ATM Malware – Tyupkin allows direct theft from infected ATM systems

Kaspersky Security is warning financial institutions regarding highly sophisticated ATM malware where a thief knowing the right input codes can steal money directly from the ATM itself

https://securelist.com/blog/research/66988/tyupkin-manipulating-atm-machines-with-malware/

QUOTE:  This ATM based malware attack uses several sneaky techniques to avoid detection. First of all, it is only active at a specific time at night.  It also uses a key based on a random seed for every session. Without this key, nobody can interact with the infected ATM.  When the key is entered correctly, the malware displays information on how much money is available in every cassette and allows an attacker with physical access to the ATM to withdraw 40 notes from the selected cassette.
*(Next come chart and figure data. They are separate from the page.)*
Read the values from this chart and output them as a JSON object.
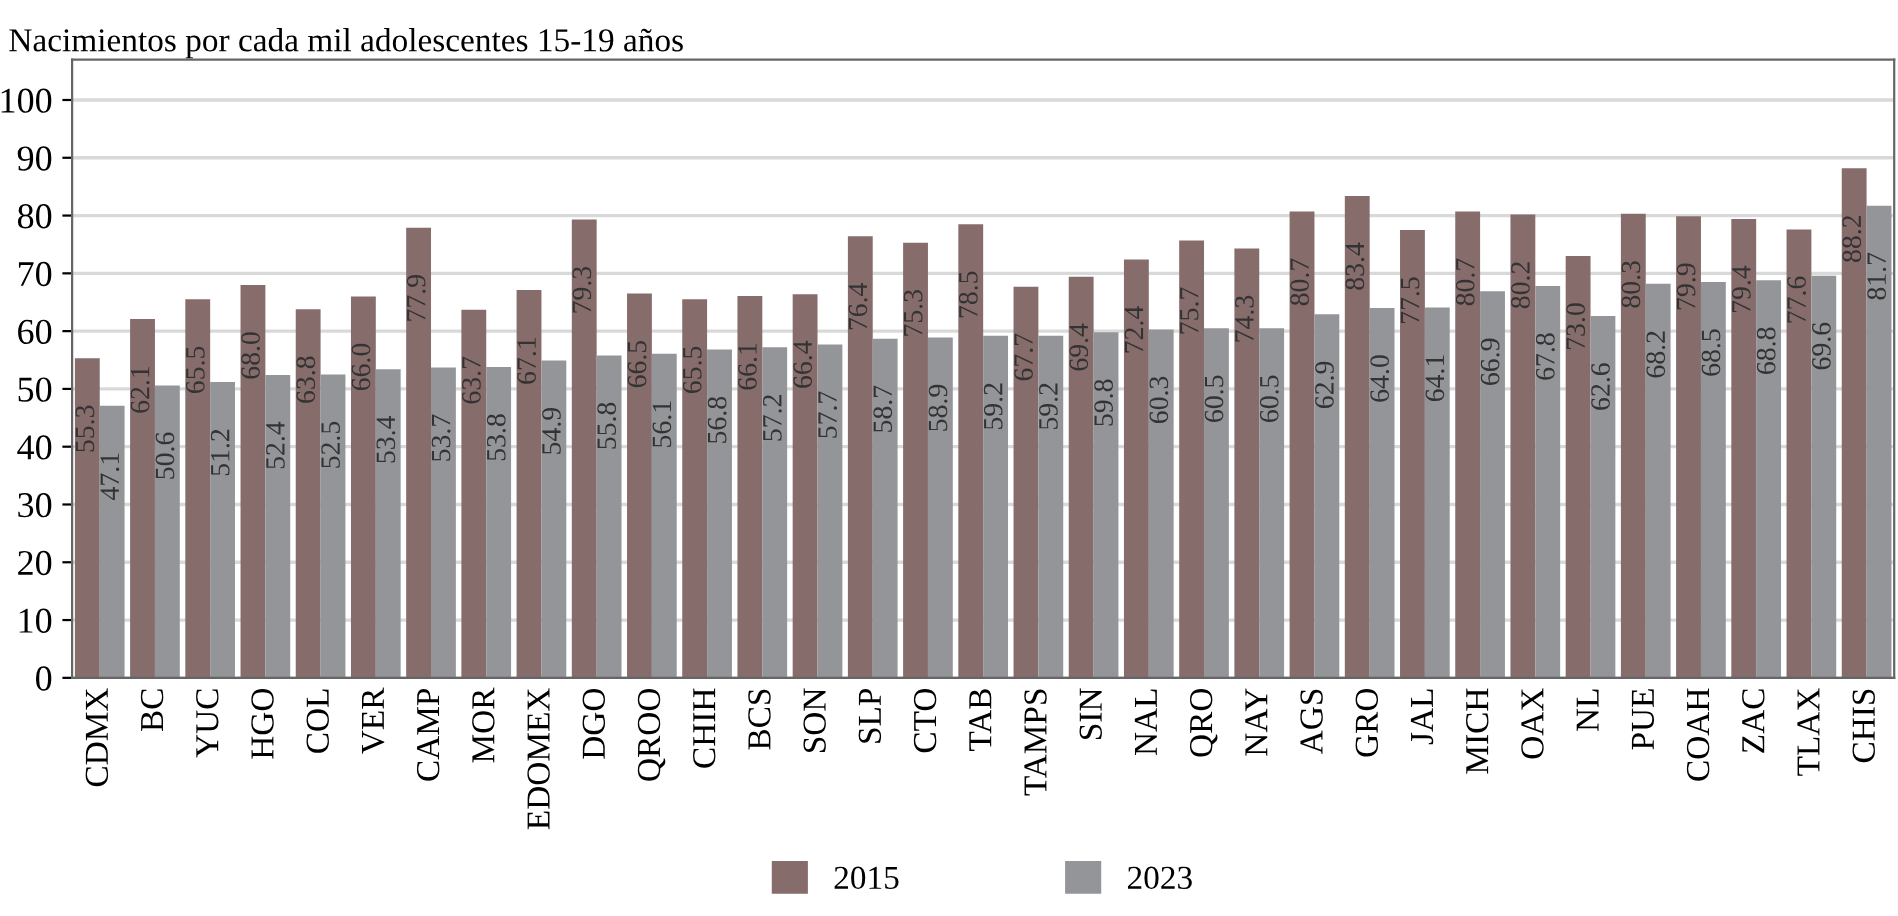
{
  "chart_data": {
    "type": "bar",
    "title": "Nacimientos por cada mil adolescentes 15-19 años",
    "categories": [
      "CDMX",
      "BC",
      "YUC",
      "HGO",
      "COL",
      "VER",
      "CAMP",
      "MOR",
      "EDOMEX",
      "DGO",
      "QROO",
      "CHIH",
      "BCS",
      "SON",
      "SLP",
      "CTO",
      "TAB",
      "TAMPS",
      "SIN",
      "NAL",
      "QRO",
      "NAY",
      "AGS",
      "GRO",
      "JAL",
      "MICH",
      "OAX",
      "NL",
      "PUE",
      "COAH",
      "ZAC",
      "TLAX",
      "CHIS"
    ],
    "series": [
      {
        "name": "2015",
        "color": "#876c6c",
        "values": [
          55.3,
          62.1,
          65.5,
          68.0,
          63.8,
          66.0,
          77.9,
          63.7,
          67.1,
          79.3,
          66.5,
          65.5,
          66.1,
          66.4,
          76.4,
          75.3,
          78.5,
          67.7,
          69.4,
          72.4,
          75.7,
          74.3,
          80.7,
          83.4,
          77.5,
          80.7,
          80.2,
          73.0,
          80.3,
          79.9,
          79.4,
          77.6,
          88.2
        ],
        "value_labels": [
          "55.3",
          "62.1",
          "65.5",
          "68.0",
          "63.8",
          "66.0",
          "77.9",
          "63.7",
          "67.1",
          "79.3",
          "66.5",
          "65.5",
          "66.1",
          "66.4",
          "76.4",
          "75.3",
          "78.5",
          "67.7",
          "69.4",
          "72.4",
          "75.7",
          "74.3",
          "80.7",
          "83.4",
          "77.5",
          "80.7",
          "80.2",
          "73.0",
          "80.3",
          "79.9",
          "79.4",
          "77.6",
          "88.2"
        ]
      },
      {
        "name": "2023",
        "color": "#939599",
        "values": [
          47.1,
          50.6,
          51.2,
          52.4,
          52.5,
          53.4,
          53.7,
          53.8,
          54.9,
          55.8,
          56.1,
          56.8,
          57.2,
          57.7,
          58.7,
          58.9,
          59.2,
          59.2,
          59.8,
          60.3,
          60.5,
          60.5,
          62.9,
          64.0,
          64.1,
          66.9,
          67.8,
          62.6,
          68.2,
          68.5,
          68.8,
          69.6,
          81.7
        ],
        "value_labels": [
          "47.1",
          "50.6",
          "51.2",
          "52.4",
          "52.5",
          "53.4",
          "53.7",
          "53.8",
          "54.9",
          "55.8",
          "56.1",
          "56.8",
          "57.2",
          "57.7",
          "58.7",
          "58.9",
          "59.2",
          "59.2",
          "59.8",
          "60.3",
          "60.5",
          "60.5",
          "62.9",
          "64.0",
          "64.1",
          "66.9",
          "67.8",
          "62.6",
          "68.2",
          "68.5",
          "68.8",
          "69.6",
          "81.7"
        ]
      }
    ],
    "ylim": [
      0,
      107
    ],
    "yticks": [
      0,
      10,
      20,
      30,
      40,
      50,
      60,
      70,
      80,
      90,
      100
    ],
    "grid": "y",
    "legend": "bottom"
  }
}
Now we are seeing the natural evolution of this threat with cyber-criminals moving up the chain and targeting financial institutions directly.   This is done by infecting ATMs directly or direct APT-style attacks against the bank.  The Tyupkin malware is one such example of attackers moving up the chain and finding weaknesses in the ATM infrastructure.

General advice for on-premise ATM operators

* Ensure the ATM is in an open, well-lit environment that is monitored by visible security cameras.
* The ATM should be securely fixed to the floor with an anti-lasso device that will deter criminals.
* Regularly check the ATM for signs of attached third-party devices (skimmers).
* Be on the lookout for social engineering attacks by criminals who may be masquerading as inspectors or security alarms, security cameras or other devices on premises.
* Treat intruder alarms seriously and act accordingly by notifying law enforcement authorities of any potential breach.
* Consider filling the ATM with just enough cash for a single day of activity.